RECADO PARA OS ASPIRANTES A QUADRINHISTAS

Na condição de profissional da área de HQ, é comum que pessoas escrevam para mim pedindo dicas sobre a carreira ou opiniões sobre seu trabalho. Muitas e muitas vezes, falo aqui sobre valorização profissional, dificuldades do mercado, sobre o momento ruim pelo qual passa o mercado de trabalho de quadrinhos no Brasil, apesar do grande número de álbuns, fanzines e revistas independentes - que não dão grana, diga-se de passagem. 

Já falei no Twitter sobre "popstars" da HQ nacional que vendem 500 exemplares e tantas distorções semelhantes que criam falsas ilusões de grandeza na cabeça de muita gente, sempre apontando a necessidade de ser versátil para sobreviver no mercado. Mas pra muita gente, antes até de falar sobre trabalho, o que chama minha atenção é: a maioria desses garotos quer fazer HQ (mangá, principalmente) e só fica mandando desenhos de poses. Querem fazer HQ mas não fazem páginas de HQ. E muitos imaginam que a primeira história que fizerem será uma longa saga de 800 páginas. Não é por aí.



HQ é uma arte que dá MUITO trabalho. Nem vou falar de roteiro, vou me ater ao desenho por enquanto. O desenhista de HQ precisa ter amplo domínio de desenho de figuras. Deve conhecer estrutura, saber fazer movimentos, representar tipos físicos variados, roupas, expressões, rostos, mãos, pés, tudo. Precisa saber desenhar cenários, veículos, animais, máquinas... Tudo o que o roteiro possa exigir.


E a maioria manda close de rosto - de mangá, claro - com olhos brilhantes e emotivos. Poses de corpo inteiro, com o herói ou heroína parados e muitas vezes com as mãos no bolso (porque mão é difícil desenhar) e por aí vai. E se ele consegue desenhar um pouco de tudo com razoável desenvoltura, tem que ter diagramação, enquadramento, enfim, a narrativa visual, que é a habilidade de representar sequencialmente uma ação. Se a pessoa quer fazer HQ, precisa ter muita força de vontade e treinar muito. Não escrevo isso pra desanimar ninguém, mas pra mostrar algumas coisas que muitos não percebem, daí a quantidade de ilustrações soltas que recebo de gente querendo publicar HQs que ainda não fez.

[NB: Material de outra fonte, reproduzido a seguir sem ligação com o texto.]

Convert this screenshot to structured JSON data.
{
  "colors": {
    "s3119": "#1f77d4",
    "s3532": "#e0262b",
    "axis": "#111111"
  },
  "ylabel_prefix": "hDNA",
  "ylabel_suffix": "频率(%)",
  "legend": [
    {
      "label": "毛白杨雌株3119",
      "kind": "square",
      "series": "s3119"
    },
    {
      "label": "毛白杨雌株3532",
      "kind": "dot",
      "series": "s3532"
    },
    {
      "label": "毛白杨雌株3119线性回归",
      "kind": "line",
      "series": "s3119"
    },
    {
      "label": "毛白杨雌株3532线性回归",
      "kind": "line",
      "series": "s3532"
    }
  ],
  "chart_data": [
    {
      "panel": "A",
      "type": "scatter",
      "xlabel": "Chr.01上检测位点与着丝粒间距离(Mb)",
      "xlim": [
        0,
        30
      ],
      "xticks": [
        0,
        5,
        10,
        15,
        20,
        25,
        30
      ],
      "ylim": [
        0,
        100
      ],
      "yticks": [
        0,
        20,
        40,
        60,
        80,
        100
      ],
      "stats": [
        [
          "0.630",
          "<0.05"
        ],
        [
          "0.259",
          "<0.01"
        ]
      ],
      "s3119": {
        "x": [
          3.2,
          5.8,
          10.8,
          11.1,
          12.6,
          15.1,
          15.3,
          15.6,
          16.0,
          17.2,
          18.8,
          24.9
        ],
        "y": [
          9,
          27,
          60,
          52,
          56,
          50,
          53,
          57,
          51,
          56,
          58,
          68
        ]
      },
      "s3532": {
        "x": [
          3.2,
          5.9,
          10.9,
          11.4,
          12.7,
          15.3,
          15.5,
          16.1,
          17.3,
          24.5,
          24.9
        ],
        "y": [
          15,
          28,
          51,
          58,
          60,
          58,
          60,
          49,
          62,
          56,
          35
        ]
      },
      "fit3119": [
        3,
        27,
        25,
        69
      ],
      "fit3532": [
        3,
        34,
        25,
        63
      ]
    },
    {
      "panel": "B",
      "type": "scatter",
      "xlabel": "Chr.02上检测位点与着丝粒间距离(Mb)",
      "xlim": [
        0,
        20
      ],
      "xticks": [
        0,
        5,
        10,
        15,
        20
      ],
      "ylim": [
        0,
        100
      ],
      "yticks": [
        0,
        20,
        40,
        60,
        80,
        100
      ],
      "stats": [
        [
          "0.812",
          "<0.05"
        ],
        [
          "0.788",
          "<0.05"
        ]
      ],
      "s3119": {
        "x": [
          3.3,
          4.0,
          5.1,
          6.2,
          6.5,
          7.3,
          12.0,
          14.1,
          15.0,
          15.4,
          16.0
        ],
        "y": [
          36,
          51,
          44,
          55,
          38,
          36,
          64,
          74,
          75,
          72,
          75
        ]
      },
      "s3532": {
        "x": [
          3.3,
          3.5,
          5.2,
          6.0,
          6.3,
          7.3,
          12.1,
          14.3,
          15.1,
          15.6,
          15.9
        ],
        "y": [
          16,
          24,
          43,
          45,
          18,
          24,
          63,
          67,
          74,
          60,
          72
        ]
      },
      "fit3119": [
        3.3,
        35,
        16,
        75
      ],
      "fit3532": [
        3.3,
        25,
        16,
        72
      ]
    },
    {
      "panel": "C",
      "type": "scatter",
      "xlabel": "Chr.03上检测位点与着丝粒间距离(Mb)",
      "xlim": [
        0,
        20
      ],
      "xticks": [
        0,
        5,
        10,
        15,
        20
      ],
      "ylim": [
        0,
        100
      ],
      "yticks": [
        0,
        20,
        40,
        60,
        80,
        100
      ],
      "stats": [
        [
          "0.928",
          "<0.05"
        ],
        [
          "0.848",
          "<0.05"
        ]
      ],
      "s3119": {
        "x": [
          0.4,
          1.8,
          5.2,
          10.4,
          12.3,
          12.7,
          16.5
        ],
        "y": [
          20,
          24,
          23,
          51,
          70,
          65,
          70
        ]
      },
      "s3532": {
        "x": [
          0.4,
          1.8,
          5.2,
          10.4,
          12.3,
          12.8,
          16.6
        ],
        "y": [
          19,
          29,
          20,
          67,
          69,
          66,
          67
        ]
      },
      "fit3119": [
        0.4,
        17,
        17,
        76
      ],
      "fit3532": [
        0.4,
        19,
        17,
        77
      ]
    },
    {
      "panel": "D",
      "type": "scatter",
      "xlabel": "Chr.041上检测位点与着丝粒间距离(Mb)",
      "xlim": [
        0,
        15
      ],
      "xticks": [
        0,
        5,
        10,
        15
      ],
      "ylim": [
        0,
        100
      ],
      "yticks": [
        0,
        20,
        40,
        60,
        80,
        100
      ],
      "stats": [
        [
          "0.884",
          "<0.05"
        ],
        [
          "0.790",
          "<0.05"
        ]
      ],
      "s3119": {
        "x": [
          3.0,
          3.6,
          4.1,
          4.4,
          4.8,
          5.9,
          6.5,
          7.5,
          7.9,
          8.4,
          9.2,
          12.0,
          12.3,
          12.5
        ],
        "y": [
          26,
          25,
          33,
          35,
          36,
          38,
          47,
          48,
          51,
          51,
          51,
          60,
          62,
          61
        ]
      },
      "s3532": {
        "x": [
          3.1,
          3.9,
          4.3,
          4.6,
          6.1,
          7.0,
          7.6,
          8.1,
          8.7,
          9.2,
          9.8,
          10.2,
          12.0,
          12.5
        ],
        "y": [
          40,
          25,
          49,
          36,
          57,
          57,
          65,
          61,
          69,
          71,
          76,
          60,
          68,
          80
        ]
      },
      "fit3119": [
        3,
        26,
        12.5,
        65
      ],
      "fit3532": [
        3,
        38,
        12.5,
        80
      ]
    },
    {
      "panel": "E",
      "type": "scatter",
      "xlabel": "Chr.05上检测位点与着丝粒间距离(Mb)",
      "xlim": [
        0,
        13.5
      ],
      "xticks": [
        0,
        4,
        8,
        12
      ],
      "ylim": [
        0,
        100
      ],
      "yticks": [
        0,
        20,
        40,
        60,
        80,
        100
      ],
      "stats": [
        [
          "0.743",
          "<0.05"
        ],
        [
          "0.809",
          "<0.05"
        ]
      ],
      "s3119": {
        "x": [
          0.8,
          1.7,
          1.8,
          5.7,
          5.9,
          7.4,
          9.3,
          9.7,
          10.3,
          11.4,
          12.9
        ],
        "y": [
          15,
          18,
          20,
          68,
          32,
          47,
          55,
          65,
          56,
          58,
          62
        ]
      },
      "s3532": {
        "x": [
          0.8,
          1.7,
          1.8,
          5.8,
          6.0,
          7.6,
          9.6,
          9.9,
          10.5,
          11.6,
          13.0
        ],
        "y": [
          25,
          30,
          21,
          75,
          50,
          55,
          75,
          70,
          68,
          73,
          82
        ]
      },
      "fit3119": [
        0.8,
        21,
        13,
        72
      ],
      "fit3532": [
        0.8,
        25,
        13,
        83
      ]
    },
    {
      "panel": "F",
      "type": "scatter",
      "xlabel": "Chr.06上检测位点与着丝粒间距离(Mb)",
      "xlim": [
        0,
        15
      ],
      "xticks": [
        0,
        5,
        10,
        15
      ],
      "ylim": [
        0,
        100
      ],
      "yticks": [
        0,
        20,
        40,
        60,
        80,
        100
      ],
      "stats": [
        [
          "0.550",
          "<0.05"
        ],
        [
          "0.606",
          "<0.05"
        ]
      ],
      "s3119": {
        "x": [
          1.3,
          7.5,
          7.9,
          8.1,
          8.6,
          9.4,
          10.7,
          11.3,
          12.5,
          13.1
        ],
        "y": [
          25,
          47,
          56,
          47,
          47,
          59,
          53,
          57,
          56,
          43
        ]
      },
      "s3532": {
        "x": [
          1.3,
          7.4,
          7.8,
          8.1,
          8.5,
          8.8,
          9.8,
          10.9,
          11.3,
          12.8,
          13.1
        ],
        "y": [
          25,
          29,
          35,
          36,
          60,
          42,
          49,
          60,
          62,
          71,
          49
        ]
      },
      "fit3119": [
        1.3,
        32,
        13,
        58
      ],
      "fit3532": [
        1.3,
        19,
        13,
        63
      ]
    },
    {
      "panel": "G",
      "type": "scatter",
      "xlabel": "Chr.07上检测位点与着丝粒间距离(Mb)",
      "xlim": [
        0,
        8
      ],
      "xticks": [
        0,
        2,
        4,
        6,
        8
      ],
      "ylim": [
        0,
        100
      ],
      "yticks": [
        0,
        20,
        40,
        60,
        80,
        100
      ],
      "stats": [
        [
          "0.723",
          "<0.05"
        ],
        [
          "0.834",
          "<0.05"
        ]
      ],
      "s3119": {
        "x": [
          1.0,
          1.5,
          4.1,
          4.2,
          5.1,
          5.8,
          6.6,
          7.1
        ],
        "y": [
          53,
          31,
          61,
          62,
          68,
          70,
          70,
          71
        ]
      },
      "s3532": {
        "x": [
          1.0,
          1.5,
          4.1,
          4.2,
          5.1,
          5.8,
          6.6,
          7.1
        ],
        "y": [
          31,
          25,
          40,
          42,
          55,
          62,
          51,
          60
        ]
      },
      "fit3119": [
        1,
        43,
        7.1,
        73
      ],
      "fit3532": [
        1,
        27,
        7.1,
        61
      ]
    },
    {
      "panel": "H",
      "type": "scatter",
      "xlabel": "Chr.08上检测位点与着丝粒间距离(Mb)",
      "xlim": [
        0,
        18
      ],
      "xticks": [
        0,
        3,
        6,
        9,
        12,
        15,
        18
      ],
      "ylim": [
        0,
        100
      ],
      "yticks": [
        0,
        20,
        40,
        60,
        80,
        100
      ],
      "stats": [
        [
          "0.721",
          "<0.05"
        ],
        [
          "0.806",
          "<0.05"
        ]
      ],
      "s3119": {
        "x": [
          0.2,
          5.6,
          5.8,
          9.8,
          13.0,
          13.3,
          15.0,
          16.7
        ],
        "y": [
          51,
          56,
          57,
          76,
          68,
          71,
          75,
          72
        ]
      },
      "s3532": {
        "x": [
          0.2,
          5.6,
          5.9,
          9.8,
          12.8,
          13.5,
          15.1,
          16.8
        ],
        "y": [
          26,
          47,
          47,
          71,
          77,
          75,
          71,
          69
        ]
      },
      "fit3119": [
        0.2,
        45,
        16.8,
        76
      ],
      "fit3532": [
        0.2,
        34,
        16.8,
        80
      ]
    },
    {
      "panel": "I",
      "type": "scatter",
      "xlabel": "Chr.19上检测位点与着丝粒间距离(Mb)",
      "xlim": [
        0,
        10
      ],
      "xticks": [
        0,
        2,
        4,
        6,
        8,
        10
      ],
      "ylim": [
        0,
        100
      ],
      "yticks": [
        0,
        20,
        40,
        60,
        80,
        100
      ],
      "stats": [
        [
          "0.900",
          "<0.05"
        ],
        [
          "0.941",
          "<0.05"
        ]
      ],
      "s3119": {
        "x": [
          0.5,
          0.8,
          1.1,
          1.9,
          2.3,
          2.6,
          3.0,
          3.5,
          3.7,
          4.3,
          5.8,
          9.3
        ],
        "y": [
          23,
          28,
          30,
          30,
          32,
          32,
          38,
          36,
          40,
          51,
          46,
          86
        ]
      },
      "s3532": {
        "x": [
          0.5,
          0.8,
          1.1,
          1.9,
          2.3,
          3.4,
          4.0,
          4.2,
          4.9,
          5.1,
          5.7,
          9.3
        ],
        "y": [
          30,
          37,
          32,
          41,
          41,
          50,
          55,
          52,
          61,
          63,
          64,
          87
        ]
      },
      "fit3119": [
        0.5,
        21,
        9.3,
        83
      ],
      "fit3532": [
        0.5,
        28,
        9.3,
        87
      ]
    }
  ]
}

Muitos são apenas leitores assíduos que têm algum jeito pra desenho e manifestam esse amor pelo seu hobby desenhando. Mas daí a conseguir se dedicar para treinar o que precisa, desenhando de tudo, vai uma distância enorme. Não há nada de errado nisso, mas antes de tentar o mercado brasileiro ou arriscar publicar fora do país, ou mesmo tentar virar um desenhista profissional, precisa saber que não basta desenhar carinhas e poses. Fazer HQ vai muito além disso.


8 comentários:

Gregório Moreira disse...

Olá Nagado, feliz 2010!

Uma dica que não tem nada a ver com o post... bom, acho que já deve ter visto. Yamato - The Movie:

http://www.youtube.com/watch?v=ZNaJVoYup_c

Abs

Alexandre Nagado disse...

Fala, Greg! Feliz 2010 pra ti também.

Ops, um "off-topic", mas você pode, é de casa.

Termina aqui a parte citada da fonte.